The story illustrates at the local level that a debt system can only function when the risk ensued, if there is no payback of the loan, is enforced by the debtor losing all that they have, even their life, "contracts enforced", or even, the role of mafia hitmen. Ferguson does point out the orgin of the Medici's as loan sharks.
Add to this David Stockman's insight in his essay "War Machine's Echoe Chamber", war has been the loan sharking hitman of the rise of empires, loans allow economies to grow and innovate, but war becomes the method of imposing the currency of the dominant power on those colonized, controlling production, wages and prices.
As an example, Ferguson describes, at the war and supply level, the rise of Napoleon and hsi defeat at Waterloo by Ellington. The ideology of the French Revolution of "Liberte" evolved into a cabal holding onto power through the constant threat of arrest and violence (the guillotine), and found that expanding this violence into empire building, fiat money finance military expeditions and opening new markets and colonies.

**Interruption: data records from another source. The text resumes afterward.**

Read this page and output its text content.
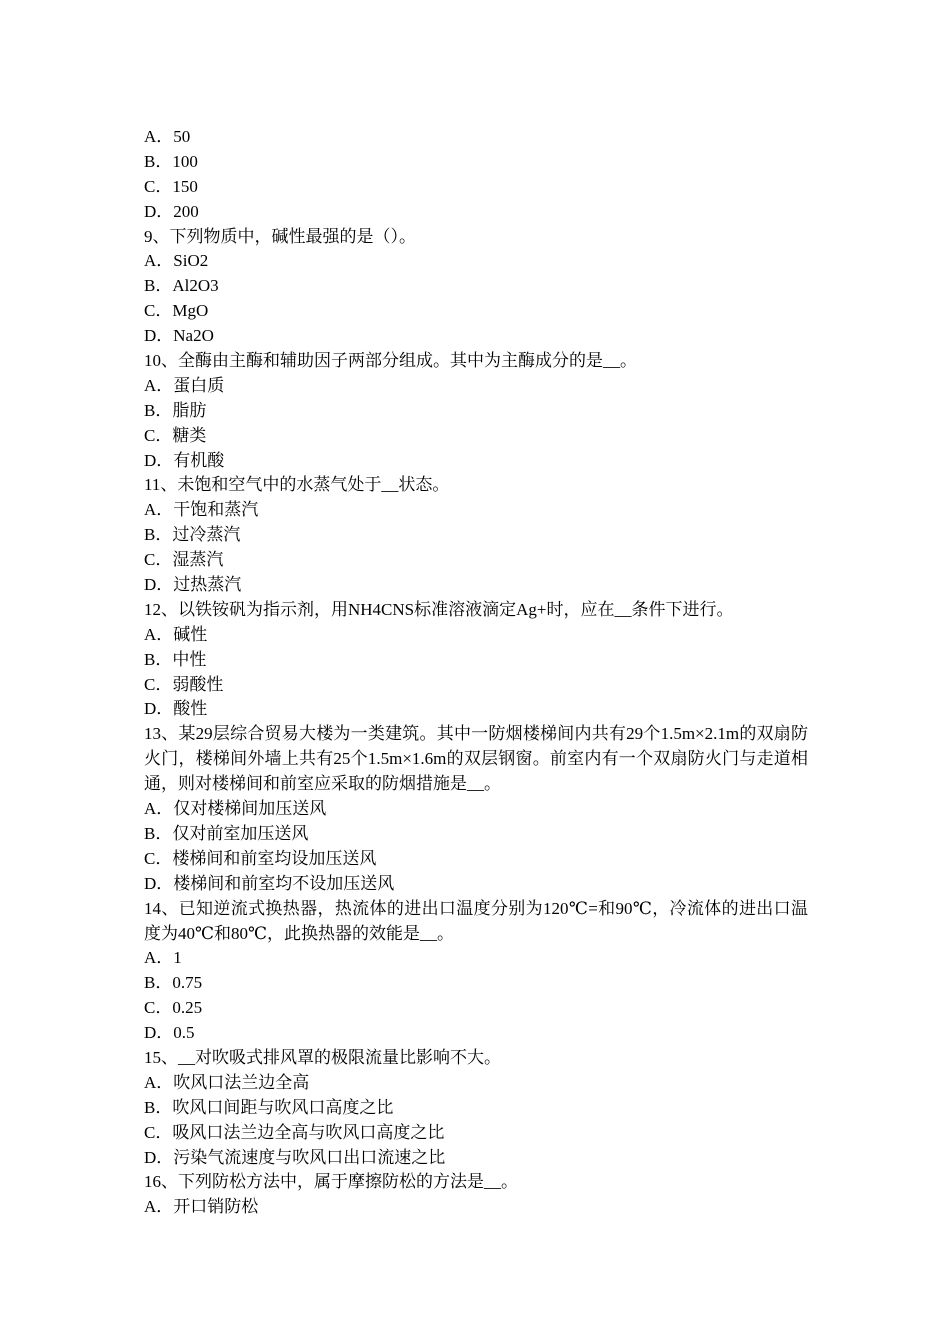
A．50
B．100
C．150
D．200
9、下列物质中，碱性最强的是（）。
A．SiO2
B．Al2O3
C．MgO
D．Na2O
10、全酶由主酶和辅助因子两部分组成。其中为主酶成分的是__。
A．蛋白质
B．脂肪
C．糖类
D．有机酸
11、未饱和空气中的水蒸气处于__状态。
A．干饱和蒸汽
B．过冷蒸汽
C．湿蒸汽
D．过热蒸汽
12、以铁铵矾为指示剂，用NH4CNS标准溶液滴定Ag+时，应在__条件下进行。
A．碱性
B．中性
C．弱酸性
D．酸性
13、某29层综合贸易大楼为一类建筑。其中一防烟楼梯间内共有29个1.5m×2.1m的双扇防火门，楼梯间外墙上共有25个1.5m×1.6m的双层钢窗。前室内有一个双扇防火门与走道相通，则对楼梯间和前室应采取的防烟措施是__。
A．仅对楼梯间加压送风
B．仅对前室加压送风
C．楼梯间和前室均设加压送风
D．楼梯间和前室均不设加压送风
14、已知逆流式换热器，热流体的进出口温度分别为120℃=和90℃，冷流体的进出口温度为40℃和80℃，此换热器的效能是__。
A．1
B．0.75
C．0.25
D．0.5
15、__对吹吸式排风罩的极限流量比影响不大。
A．吹风口法兰边全高
B．吹风口间距与吹风口高度之比
C．吸风口法兰边全高与吹风口高度之比
D．污染气流速度与吹风口出口流速之比
16、下列防松方法中，属于摩擦防松的方法是__。
A．开口销防松
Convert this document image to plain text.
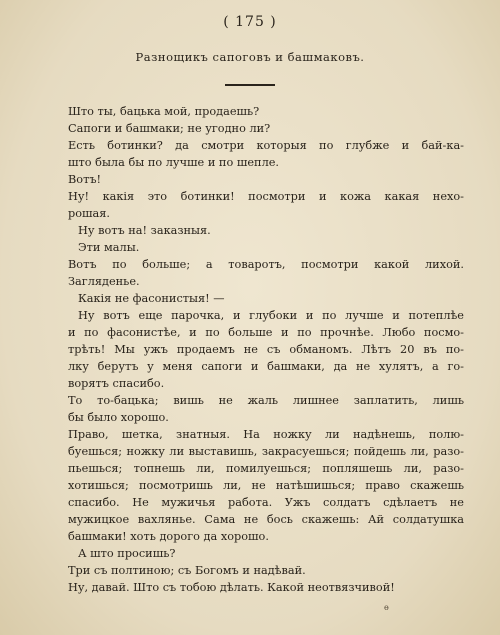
( 175 )
Разнощикъ сапоговъ и башмаковъ.
Што ты, бацька мой, продаешь?
Сапоги и башмаки; не угодно ли?
Есть ботинки? да смотри которыя по глубже и бай-ка-
што была бы по лучше и по шепле.
Вотъ!
Ну! какія это ботинки! посмотри и кожа какая нехо-
рошая.
Ну вотъ на! заказныя.
Эти малы.
Вотъ по больше; а товаротъ, посмотри какой лихой.
Загляденье.
Какія не фасонистыя! —
Ну вотъ еще парочка, и глубоки и по лучше и потеплѣе
и по фасонистѣе, и по больше и по прочнѣе. Любо посмо-
трѣть! Мы ужъ продаемъ не съ обманомъ. Лѣтъ 20 въ по-
лку берутъ у меня сапоги и башмаки, да не хулятъ, а го-
ворятъ спасибо.
То то-бацька; вишь не жаль лишнее заплатить, лишь
бы было хорошо.
Право, шетка, знатныя. На ножку ли надѣнешь, полю-
буешься; ножку ли выставишь, закрасуешься; пойдешь ли, разо-
пьешься; топнешь ли, помилуешься; попляшешь ли, разо-
хотишься; посмотришь ли, не натѣшишься; право скажешь
спасибо. Не мужичья работа. Ужъ солдатъ сдѣлаетъ не
мужицкое вахлянье. Сама не бось скажешь: Ай солдатушка
башмаки! хоть дорого да хорошо.
А што просишь?
Три съ полтиною; съ Богомъ и надѣвай.
Ну, давай. Што съ тобою дѣлать. Какой неотвязчивой!
ɵ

Ferguson then describes the rise of the Rothschild Banks, in centers of trade throughout Europe, especially London, were in key positions to take advantage of the changes in prices in supply lines and in currencies, to finance their innovation, and their banks be the first globalist empires, Especially Britain, able to expand it's economic power through it's colonies, the enforcement of which, the pound of flesh, being it's conflict with the rise of Germany, which became World War I, which has set the geopolitics of today.

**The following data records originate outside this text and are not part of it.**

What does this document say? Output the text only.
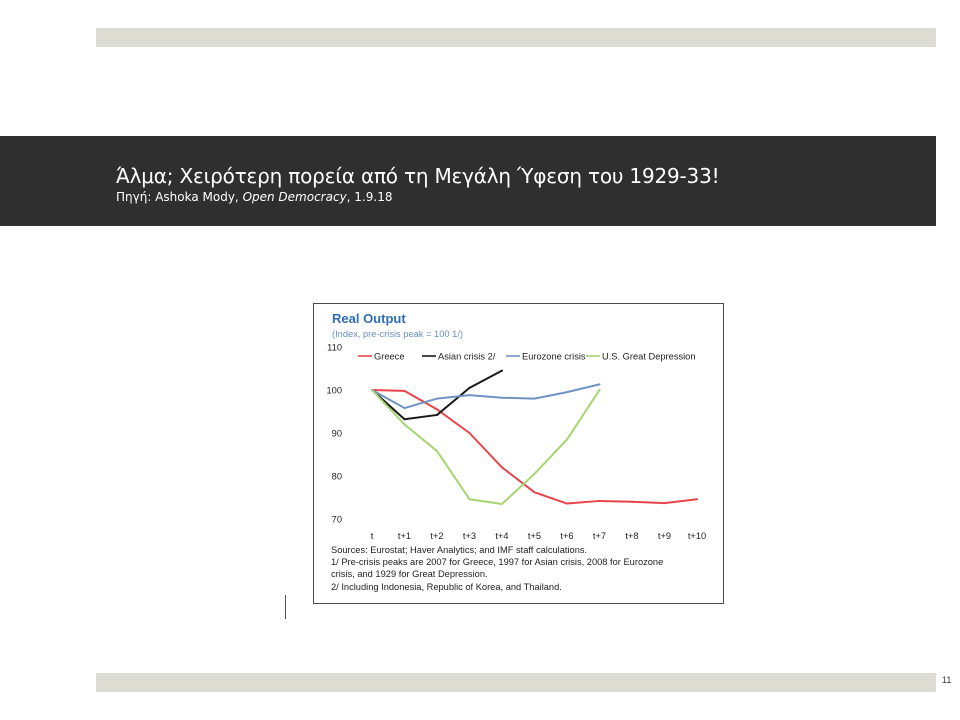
Άλμα; Χειρότερη πορεία από τη Μεγάλη Ύφεση του 1929-33!
Πηγή: Ashoka Mody, Open Democracy, 1.9.18
Real Output
(Index, pre-crisis peak = 100 1/)
70
80
90
100
110
t	t+1 t+2 t+3 t+4 t+5 t+6 t+7 t+8 t+9 t+10
Greece	Asian crisis 2/	Eurozone crisis U.S. Great Depression
Sources: Eurostat; Haver Analytics; and IMF staff calculations.
1/ Pre-crisis peaks are 2007 for Greece, 1997 for Asian crisis, 2008 for Eurozone
crisis, and 1929 for Great Depression.
2/ Including Indonesia, Republic of Korea, and Thailand.
11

The folly of ideology and empire is expressed in three Beethoven symphonies, The Third, which expresses hope in "Liberte" in Napoleon's coronation, The Fifth, the realization of the horror of the war machine that war is, and the moral decision to oppose, at a deep, existential level, and The Seventh, the Allegretto, looking at the fields of the dead at Waterloo, the peasants, soldiers and villagers, who paid the price for empire and ideology.
In response to this devastation, and the conjunctional role of technology in displacing peasants and families in the 19th century, Pope Leo XIII wrote "Rerum Novarum", which illustrates principles found in Aristotle, of power distributed and decision making at the local level, and the primary role of family, and guilds of workers and craftsmen to set fair prices and wages, local credit unions for enterprises to grow (and not money accumulated into a few hands to corner markets and fuel empire building), all of which can be found in Revelation in how our Lord was born at Bethlehem and grew up in Nazareth.

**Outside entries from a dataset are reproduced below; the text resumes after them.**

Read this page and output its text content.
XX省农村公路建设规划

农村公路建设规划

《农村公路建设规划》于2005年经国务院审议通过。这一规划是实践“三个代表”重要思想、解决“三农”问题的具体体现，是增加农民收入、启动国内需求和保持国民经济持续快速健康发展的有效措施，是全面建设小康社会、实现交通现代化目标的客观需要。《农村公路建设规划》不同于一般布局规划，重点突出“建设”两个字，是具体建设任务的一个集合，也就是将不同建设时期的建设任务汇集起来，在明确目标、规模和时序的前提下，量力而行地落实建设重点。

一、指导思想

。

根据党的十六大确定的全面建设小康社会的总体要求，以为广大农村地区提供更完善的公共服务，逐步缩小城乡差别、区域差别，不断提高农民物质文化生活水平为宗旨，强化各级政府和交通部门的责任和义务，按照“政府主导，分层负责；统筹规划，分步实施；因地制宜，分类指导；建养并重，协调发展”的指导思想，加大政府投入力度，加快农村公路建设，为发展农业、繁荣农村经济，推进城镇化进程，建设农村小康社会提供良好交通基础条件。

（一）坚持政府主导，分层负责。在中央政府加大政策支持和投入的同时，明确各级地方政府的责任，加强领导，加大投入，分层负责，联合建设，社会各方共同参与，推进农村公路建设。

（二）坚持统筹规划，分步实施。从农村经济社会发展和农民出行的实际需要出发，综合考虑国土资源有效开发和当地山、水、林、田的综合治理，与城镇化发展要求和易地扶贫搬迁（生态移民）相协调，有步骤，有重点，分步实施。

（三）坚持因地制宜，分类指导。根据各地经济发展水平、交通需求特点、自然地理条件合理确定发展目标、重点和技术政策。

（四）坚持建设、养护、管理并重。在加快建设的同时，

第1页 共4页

Yet WWI, which has set the geopolitics of today, only repeated the same empire/pound of flesh mentality, and the suffering of peasants, families and villages caught in the middle. So, many more came to realize Pope Leon's insight, which could be called Distributism: Hillarie Belloc, GK Chesterton, Dorothy Day, Alexander Chayanov, Karl Poyani, Wendell Berry, Pope Pius XI and Pope John Paul II.
For a summary of these ideas, and how they were lived in the 20th century, Allan Carlson's "Third Ways" (ISI Books) gives a good description of what has been done and what is possible, so that there are no more Waterloo wastelands. Let TS Eliot's "Wasteland" be our motivation to live Bethlehem and Nazareth.